Date:03/04/2011 URL: 
http://www.thehindu.com/2011/04/03/stories/2011040354101000.htm

National

                  Get Sampark, go multilingual 

                                                              Swathi V 
          Basic version translates four Indian language pairs                   
                                                                       
                                                                                
                                                                      
                                                                                
                                                                      
                                                                                
                                                                      
                                                                                
                                                                      
     

Within a year, 14 other language pairs will be covered

Inbuilt Morphological Analyser and Parser do the translation

HYDERABAD: It is generally understood that translation from one language to 
another requires an adaptive human brain, and not the rule-based rigidity of
a machine. Even to a human being, it poses the trickiest of problems, and a 
successful translator jubilant over his product would have brought it only
closer to the original.

However, in a 'Robotesque' effort to infuse 'thought' into a gizmo, a 
consortium of 11 academic and research institutions across the country came 
together
to design the 'Sampark Machine Translation Systems for Indian Languages,' which 
was launched here on Wednesday by the former President, A.P.J. Abdul Kalam.

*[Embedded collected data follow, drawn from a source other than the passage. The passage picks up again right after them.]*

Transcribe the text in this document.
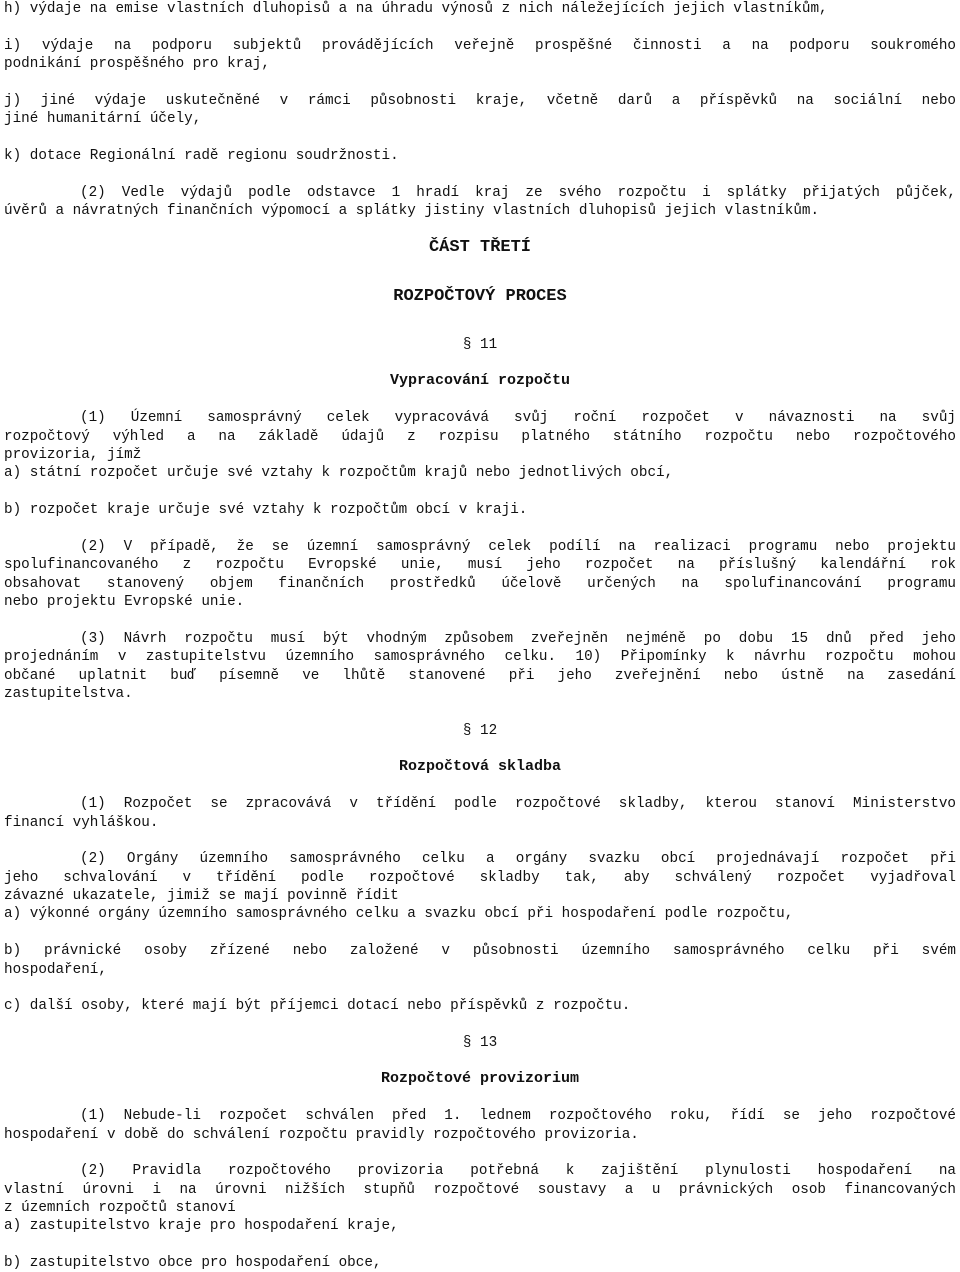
h) výdaje na emise vlastních dluhopisů a na úhradu výnosů z nich náležejících jejich vlastníkům,

i) výdaje na podporu subjektů provádějících veřejně prospěšné činnosti a na podporu soukromého

podnikání prospěšného pro kraj,

j) jiné výdaje uskutečněné v rámci působnosti kraje, včetně darů a příspěvků na sociální nebo

jiné humanitární účely,

k) dotace Regionální radě regionu soudržnosti.

(2) Vedle výdajů podle odstavce 1 hradí kraj ze svého rozpočtu i splátky přijatých půjček,

úvěrů a návratných finančních výpomocí a splátky jistiny vlastních dluhopisů jejich vlastníkům.

ČÁST TŘETÍ

ROZPOČTOVÝ PROCES

§ 11

Vypracování rozpočtu

(1) Územní samosprávný celek vypracovává svůj roční rozpočet v návaznosti na svůj

rozpočtový výhled a na základě údajů z rozpisu platného státního rozpočtu nebo rozpočtového

provizoria, jímž

a) státní rozpočet určuje své vztahy k rozpočtům krajů nebo jednotlivých obcí,

b) rozpočet kraje určuje své vztahy k rozpočtům obcí v kraji.

(2) V případě, že se územní samosprávný celek podílí na realizaci programu nebo projektu

spolufinancovaného z rozpočtu Evropské unie, musí jeho rozpočet na příslušný kalendářní rok

obsahovat stanovený objem finančních prostředků účelově určených na spolufinancování programu

nebo projektu Evropské unie.

(3) Návrh rozpočtu musí být vhodným způsobem zveřejněn nejméně po dobu 15 dnů před jeho

projednáním v zastupitelstvu územního samosprávného celku. 10) Připomínky k návrhu rozpočtu mohou

občané uplatnit buď písemně ve lhůtě stanovené při jeho zveřejnění nebo ústně na zasedání

zastupitelstva.

§ 12

Rozpočtová skladba

(1) Rozpočet se zpracovává v třídění podle rozpočtové skladby, kterou stanoví Ministerstvo

financí vyhláškou.

(2) Orgány územního samosprávného celku a orgány svazku obcí projednávají rozpočet při

jeho schvalování v třídění podle rozpočtové skladby tak, aby schválený rozpočet vyjadřoval

závazné ukazatele, jimiž se mají povinně řídit

a) výkonné orgány územního samosprávného celku a svazku obcí při hospodaření podle rozpočtu,

b) právnické osoby zřízené nebo založené v působnosti územního samosprávného celku při svém

hospodaření,

c) další osoby, které mají být příjemci dotací nebo příspěvků z rozpočtu.

§ 13

Rozpočtové provizorium

(1) Nebude-li rozpočet schválen před 1. lednem rozpočtového roku, řídí se jeho rozpočtové

hospodaření v době do schválení rozpočtu pravidly rozpočtového provizoria.

(2) Pravidla rozpočtového provizoria potřebná k zajištění plynulosti hospodaření na

vlastní úrovni i na úrovni nižších stupňů rozpočtové soustavy a u právnických osob financovaných

z územních rozpočtů stanoví

a) zastupitelstvo kraje pro hospodaření kraje,

b) zastupitelstvo obce pro hospodaření obce,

It was the most successful among the three machine translation systems released 
at the World Wide Web International (W3I) Conference, the others being AnglaMT
and Anuvadaksh providing translation from English to Indian languages.

Conceived to deliver translation in 18 Indian language pairs, Sampark is ready 
in its basic version for four among them - Punjabi to Hindi, Hindi to Punjabi,
Urdu to Hindi and Telugu to Tamil.

Within a year, translational capabilities in 14 other bi-directional language 
pairs too will be launched. These include Tamil-Hindi, Telugu-Hindi, Hindi-Urdu,
Kannada-Hindi, Punjabi-Hindi, Marathi-Hindi, Bengali-Hindi, Tamil-Telugu and 
Malayalam-Tamil, said Rajeev Sangal, Director of the International Institute
of Information Technology, Hyderabad, which was part of the consortium. The 
project was executed under the Technology Development for Indian Languages
(TDIL) Programme of the Department of Information Technology.

The programme is aimed at multiplying web content in Indian languages and 
improving Internet usage among these language speakers. In short, Sampark is a
web application that translates content available in one Indian language into 
another. It can offer better quality in translation if the input text conforms
to standard language, say the developers. To address the syntactic differences 
of grammar in various scripts, Computational Paninian Grammar is used as
the unifying logical framework, Professor Sangal said.

"To begin with, large chunks of data are taken, and each word is tagged with 
the respective part of speech to enable the machine to learn. Then, the machine
is fed with data to allow it to tag the words on its own. The work is then 
analysed to discover conflict areas and address them," Rahmat Yousufzai, the
IIIT-H professor who spearheaded the Urdu-Hindi team, said, explaining the 
'machine learning' process.

Understanding the meaning, performing a dictionary look-up and structure 
transfer will be the components of the machine translation towards generating 
the
target language output.

As soon as the text is fed, the in-built Morphological Analyser begins 
identifying the verb in each sentence, and the Parser uses Paninian grammar 
rules
to zero in on the kind of nouns it can support and arrive at the apt one. Long 
names such as those of institutions (e.g. University of Hyderabad), are
made out to be proper nouns through recognition of repeated collocations. All 
unidentified words are considered proper nouns and transliterated. However,
literature is a big no-no for translation on this system, as it cannot identify 
metaphors.

"We are at present focussing only on comprehensibility and not fluency. So, 
there may be errors of grammar at times. We hope to bring in future improvements
based on user feedback," Professor Sangal said.

AnglaMT System translates from English to Bengali, Malayalam, Punjabi and Urdu, 
while Anuvadaksh does it from English to Hindi, Bengali, Marathi, Oriya,
Urdu and Tamil. The other institutions involved in the development of Sampark 
include IIT-Bombay and Kharagpur, C-DAC, Noida and Pune, the University of
Hyderabad, Jadavpur University, Anna University-KBC Research Centre, Tamil 
University, IIIT-Allahabad, and IISc-Bangalore.

In all, 200 researchers worked on the project, which began in 2006. The three 
systems are available on www.tdil-dc.in.